None of which a home garage mechanic needs.
That tool is made for a different purpose - which is to get a huge variety
of cars in and out of that shop in no time fast by one guy.
Also, that $100K tool measures stuff that you can't do anything about, such
as tracking and ackerman angles and steering axis inclination, etc.
My sedan only has 3 settable items:
a. Front toe
b. Rear camber
c. Rear toe
That's it. Nothing else is adjustable (although camber plates can be put
nio the front struts).
So, from that perspective, home tool only needs to measure toe & camber.
Toe is relatively easy, especially with a helper.
So is camber.
Camber is just an angle, and toe is just a distance.
Smartphones can measure angles easily.
I just googled for Android angle-measurement apps and these came up:
The only thing a home owner needs are knowledge and jigs.
The lack of knowledge is the *real* reason most homeowners don't do
alignment at home, but the lack of jigs slows them down.
For example, you need a jig to measure the midpoint of the tire treads
wheel to wheel (or worse, wheel to centerline of the vehicle).
And you need camber plates (yes there are redneck methods) to adjust
But the *real* reason most people don't do a home alignment is that you
have to *think* real hard to do it because the measurements are *always* in
the wrong units from what you're measuring.
This post is long enough, but that's my story and I'm sticking to it.
On Thu, 8 Dec 2016 03:03:55 -0000 (UTC), Leon Schneider
Trust me, painting your car is a lot harder than it looks -
particularly to do a decent job "at home"
Replacing and balancing tires requires either reasonable equipment or
a lot of sweat and sometimes blood and tears to go with it. Doing a
proper accurate ballance job requires complex equipment.

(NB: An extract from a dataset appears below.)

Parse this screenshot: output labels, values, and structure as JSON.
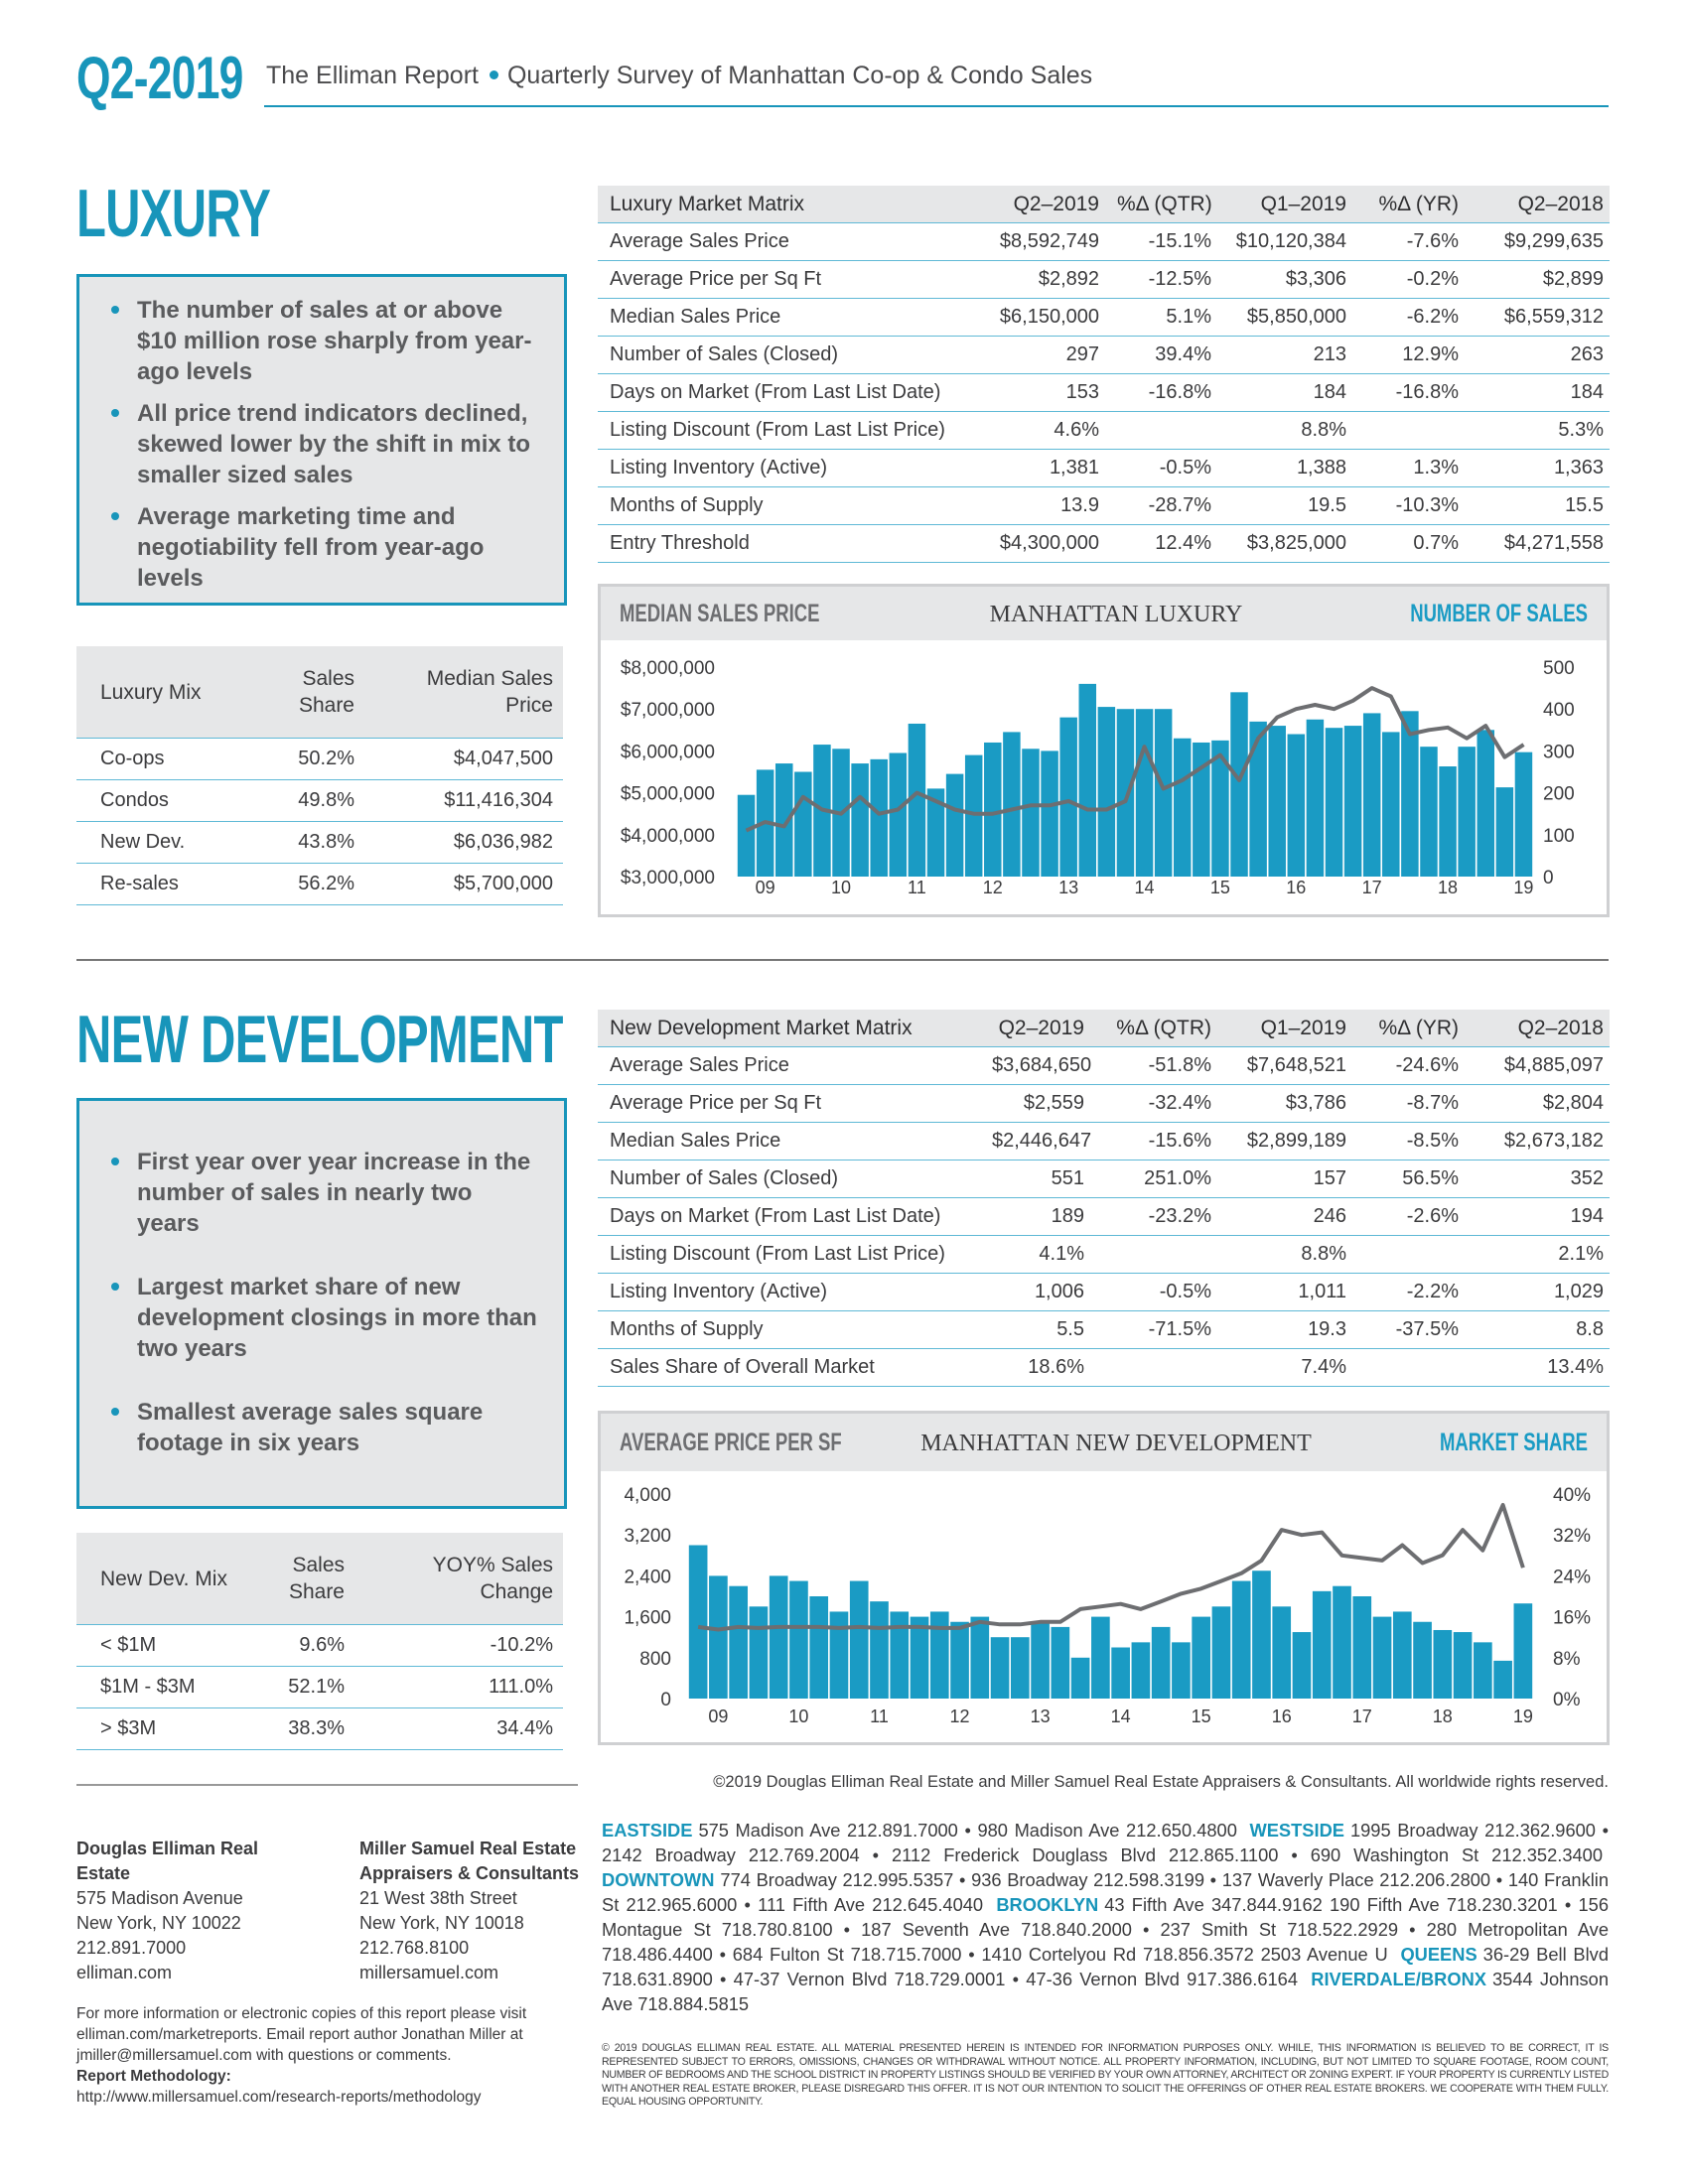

Alignment is another story - not hard to measure and adjust toe. Not
terribly hard to check camber, but measuring caster requires special
Alignments on today's vehicles really only need to be done if the
vehicle is damaged. or parts are replaced. They don't "go out of
alignment" unless something bends or wears.
And if you cannot measure the caster and camber you don't know if
there is anything wrong - but your tires wear and the car pulls to the
left or right. You can't tell if the car is tracking properly or if it
has a bent or twisted uni-body or sub frame.
I've had to shift the subframe to balance the canber on many a vehicle
- and I've had to grind out mounting holes to tweak and shift parts to
optimize alignment on many vehicles. I've had to replace struts and
spindles to get alignment back into spec after someone kissed a curb
or bounced through a pothole - or after colission repairs that were
not done properly - very often on vehicles someone had recently
purchased - not knowing it had been previously damaged.
And not always terribly accurately - and you still need to know the
car is sitting level to start with -
What do you need that for? The inner edge of the rim or the outer
edge of the rim works just as well, if not better than the "center of
the tread" and is how real alignment equipment works - and it checks
to make sure the rim is "true" and compensates if it is not - - -
Only less than 1 in 1000 people is "capable" of doing a proper
alignment without proper equipment - and only about 1 in 4 (being
charitable here) mechanics can do it WITH the proper equipment.
That's my story - and I'm sticking to IT. As a former mechanic and
former service manager and shop foreman who has had a few very good
front end men, and a lot more who would starve to death doing it flat
rate and choke on their come-backs.
You are obviously a lot less fussy than the average customer.